Carlos Starling
Carlos Starling
SAÚDE EM EVIDÊNCIA

Entre pedras e flores

Como observou Simone de Beauvoir em seus escritos sobre o envelhecimento, não basta acumular anos; é preciso continuar a projetar-se no futuro

Publicidade

Mais lidas

É preciso aprender a morrer com dignidade. A longevidade pode ser uma benção ou uma tortura. Viver muito e não enxergar flores é como ter vivido à margem de uma estrada, torturado pela dúvida por não saber onde ela começa ou termina. 

A questão fundamental da filosofia, segundo Albert Camus, não reside apenas em viver, mas em encontrar razões para continuar vivendo. Em sua obra "O Mito de Sísifo", ele apresenta uma metáfora poderosa sobre a condição humana: eternamente condenado a empurrar uma pedra montanha acima, apenas para vê-la rolar novamente morro abaixo.

Essa imagem dialoga intimamente com o pensamento de Friedrich Nietzsche e seu conceito de "eterno retorno", no qual a vida se apresenta como um ciclo infinito de repetições. Nietzsche propõe que a verdadeira afirmação da vida está em aceitar e amar esse ciclo, transformando o peso da existência em dança.
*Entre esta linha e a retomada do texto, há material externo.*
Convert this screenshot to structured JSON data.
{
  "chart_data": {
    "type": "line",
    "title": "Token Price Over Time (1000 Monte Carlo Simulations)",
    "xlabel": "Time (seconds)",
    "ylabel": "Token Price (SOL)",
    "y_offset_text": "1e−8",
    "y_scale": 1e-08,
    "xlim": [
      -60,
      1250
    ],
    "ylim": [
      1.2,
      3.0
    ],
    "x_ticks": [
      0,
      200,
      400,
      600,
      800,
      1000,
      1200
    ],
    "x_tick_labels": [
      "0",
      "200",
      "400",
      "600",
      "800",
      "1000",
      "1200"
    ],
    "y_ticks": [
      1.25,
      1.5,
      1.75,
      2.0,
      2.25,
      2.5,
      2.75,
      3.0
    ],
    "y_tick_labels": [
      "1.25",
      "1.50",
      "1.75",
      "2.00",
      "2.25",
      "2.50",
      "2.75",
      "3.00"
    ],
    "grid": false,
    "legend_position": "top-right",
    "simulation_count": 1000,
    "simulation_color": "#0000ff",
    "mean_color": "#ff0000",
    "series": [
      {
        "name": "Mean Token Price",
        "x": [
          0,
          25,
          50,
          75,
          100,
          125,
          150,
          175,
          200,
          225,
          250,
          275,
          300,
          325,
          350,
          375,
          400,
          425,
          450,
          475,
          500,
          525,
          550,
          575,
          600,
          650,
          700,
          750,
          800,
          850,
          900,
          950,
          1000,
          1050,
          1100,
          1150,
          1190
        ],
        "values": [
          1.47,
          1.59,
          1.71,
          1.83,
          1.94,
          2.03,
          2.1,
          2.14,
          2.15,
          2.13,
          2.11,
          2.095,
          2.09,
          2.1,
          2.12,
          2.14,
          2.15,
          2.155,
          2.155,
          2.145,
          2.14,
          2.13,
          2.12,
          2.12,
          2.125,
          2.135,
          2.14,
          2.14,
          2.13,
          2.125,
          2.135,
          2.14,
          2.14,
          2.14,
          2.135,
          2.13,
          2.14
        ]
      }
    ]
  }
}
Martin Heidegger, em sua análise do "ser-para-a-morte", complementa essa reflexão ao argumentar que é precisamente nossa finitude que dá sentido à existência. A consciência da morte não deve paralisar, mas despertar para uma vida autêntica. Como escreveu Fernando Pessoa: "Viver não é necessário; o que é necessário é criar".

A longevidade, quando desprovida de significado, pode tornar-se um fardo insuportável. Como observou Simone de Beauvoir em seus escritos sobre o envelhecimento, não basta acumular anos; é preciso continuar a projetar-se no futuro, mantendo propósitos e paixões. A vida longa deve ser um presente, não uma sentença.

O filósofo contemporâneo Byung-Chul Han alerta para os perigos de uma sociedade do cansaço, na qual vivemos automaticamente, sem perceber a beleza do cotidiano. As flores à margem do caminho representam justamente esses momentos de contemplação e significado que, frequentemente, nos escapam na correria diária.

Jean-Paul Sartre, em sua filosofia existencialista, enfatiza que somos condenados à liberdade - devemos criar nosso próprio sentido em um universo aparentemente sem propósito. As flores que encontramos no caminho são aquelas que escolhemos cultivar.

O poeta Rainer Maria Rilke nos lembra que devemos "aprender a ver" - um processo que vai além do simples olhar. Em sua obra "Cartas a um Jovem Poeta", ele escreve sobre a importância de abraçar todas as experiências, mesmo as mais difíceis, como parte essencial do crescimento humano.

A dignidade na morte encontra eco no pensamento de Michel de Montaigne, que dedicou vários de seus ensaios à arte de morrer. Para ele, "filosofar é aprender a morrer" - não no sentido mórbido, mas como forma de viver mais plenamente.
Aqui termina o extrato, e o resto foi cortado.